The body has some built-in cancer fighting capabilities. These have some fairly high probability of destroying mutant cells--though not 100 percent, so if your lifestyle exposes you to lots of mutagens something is more likely to get past the defenses. And presumably these defenses get weaker with aging and other bad habits. Once something gets past, ouch.

How likely is it that more than one type of cancer (not metastasis of the same!) develops?

Estimates: 1 in 20 within 6 months; 1 in 5 lifetime.

Time for a little back-of-the-enveloping.
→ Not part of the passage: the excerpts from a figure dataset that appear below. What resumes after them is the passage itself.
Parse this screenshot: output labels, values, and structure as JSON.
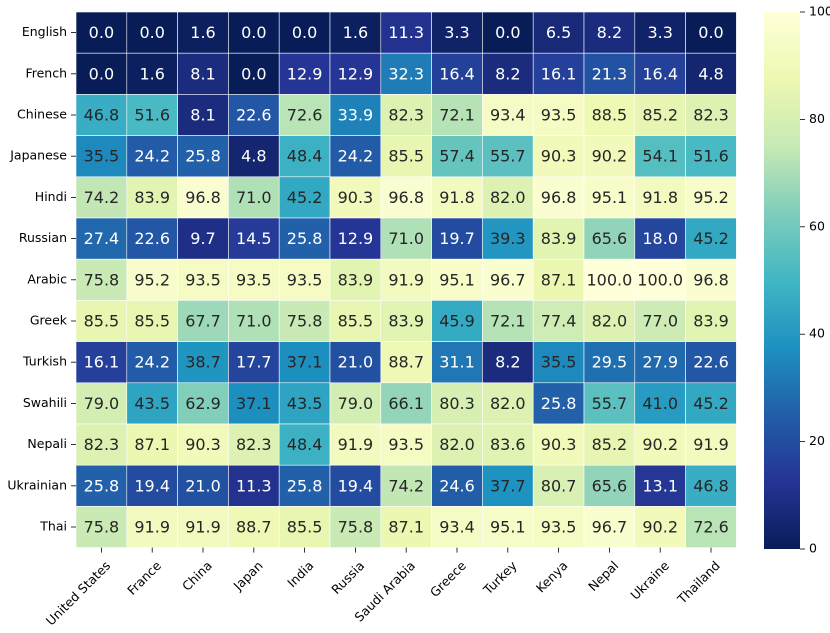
{
  "chart_data": {
    "type": "heatmap",
    "title": "",
    "xlabel": "",
    "ylabel": "",
    "rows": [
      "English",
      "French",
      "Chinese",
      "Japanese",
      "Hindi",
      "Russian",
      "Arabic",
      "Greek",
      "Turkish",
      "Swahili",
      "Nepali",
      "Ukrainian",
      "Thai"
    ],
    "columns": [
      "United States",
      "France",
      "China",
      "Japan",
      "India",
      "Russia",
      "Saudi Arabia",
      "Greece",
      "Turkey",
      "Kenya",
      "Nepal",
      "Ukraine",
      "Thailand"
    ],
    "values": [
      [
        0.0,
        0.0,
        1.6,
        0.0,
        0.0,
        1.6,
        11.3,
        3.3,
        0.0,
        6.5,
        8.2,
        3.3,
        0.0
      ],
      [
        0.0,
        1.6,
        8.1,
        0.0,
        12.9,
        12.9,
        32.3,
        16.4,
        8.2,
        16.1,
        21.3,
        16.4,
        4.8
      ],
      [
        46.8,
        51.6,
        8.1,
        22.6,
        72.6,
        33.9,
        82.3,
        72.1,
        93.4,
        93.5,
        88.5,
        85.2,
        82.3
      ],
      [
        35.5,
        24.2,
        25.8,
        4.8,
        48.4,
        24.2,
        85.5,
        57.4,
        55.7,
        90.3,
        90.2,
        54.1,
        51.6
      ],
      [
        74.2,
        83.9,
        96.8,
        71.0,
        45.2,
        90.3,
        96.8,
        91.8,
        82.0,
        96.8,
        95.1,
        91.8,
        95.2
      ],
      [
        27.4,
        22.6,
        9.7,
        14.5,
        25.8,
        12.9,
        71.0,
        19.7,
        39.3,
        83.9,
        65.6,
        18.0,
        45.2
      ],
      [
        75.8,
        95.2,
        93.5,
        93.5,
        93.5,
        83.9,
        91.9,
        95.1,
        96.7,
        87.1,
        100.0,
        100.0,
        96.8
      ],
      [
        85.5,
        85.5,
        67.7,
        71.0,
        75.8,
        85.5,
        83.9,
        45.9,
        72.1,
        77.4,
        82.0,
        77.0,
        83.9
      ],
      [
        16.1,
        24.2,
        38.7,
        17.7,
        37.1,
        21.0,
        88.7,
        31.1,
        8.2,
        35.5,
        29.5,
        27.9,
        22.6
      ],
      [
        79.0,
        43.5,
        62.9,
        37.1,
        43.5,
        79.0,
        66.1,
        80.3,
        82.0,
        25.8,
        55.7,
        41.0,
        45.2
      ],
      [
        82.3,
        87.1,
        90.3,
        82.3,
        48.4,
        91.9,
        93.5,
        82.0,
        83.6,
        90.3,
        85.2,
        90.2,
        91.9
      ],
      [
        25.8,
        19.4,
        21.0,
        11.3,
        25.8,
        19.4,
        74.2,
        24.6,
        37.7,
        80.7,
        65.6,
        13.1,
        46.8
      ],
      [
        75.8,
        91.9,
        91.9,
        88.7,
        85.5,
        75.8,
        87.1,
        93.4,
        95.1,
        93.5,
        96.7,
        90.2,
        72.6
      ]
    ],
    "vmin": 0,
    "vmax": 100,
    "colormap": "YlGnBu",
    "colorbar_ticks": [
      0,
      20,
      40,
      60,
      80,
      100
    ],
    "value_format": "1 decimal"
  }
}
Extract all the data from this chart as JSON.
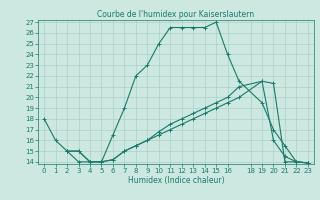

For someone in the 70-74 range (averaging the sexes; men have higher rates), the population average for developing cancer is 2%: 1 in 50. That range includes 10 6-month periods, so estimate 0.2% chance per 6 month period, just from the normal incidences. The 1 in 20 cited above is 25 times bigger than normal.

Some of that may be due to the insults to the body from radiation or chemo, both as mutagens and as reducing the body's capacity to fight off mutants.

If I assume a 70-year-old, and if 13 years is the residual lifespan, and I use the same numbers as before, ignoring the rise in rate, then the expected lifetime risk is about .05, or 1 in 20. So having cancer increases the lifetime risk of a different cancer by about a factor of 4--better than the 25 above.

That seems consistent with a temporarily increased risk (e.g. chemo weakening the body) on top of a more generic increased risk.

Remember the rule: Where you see one problem, look for another.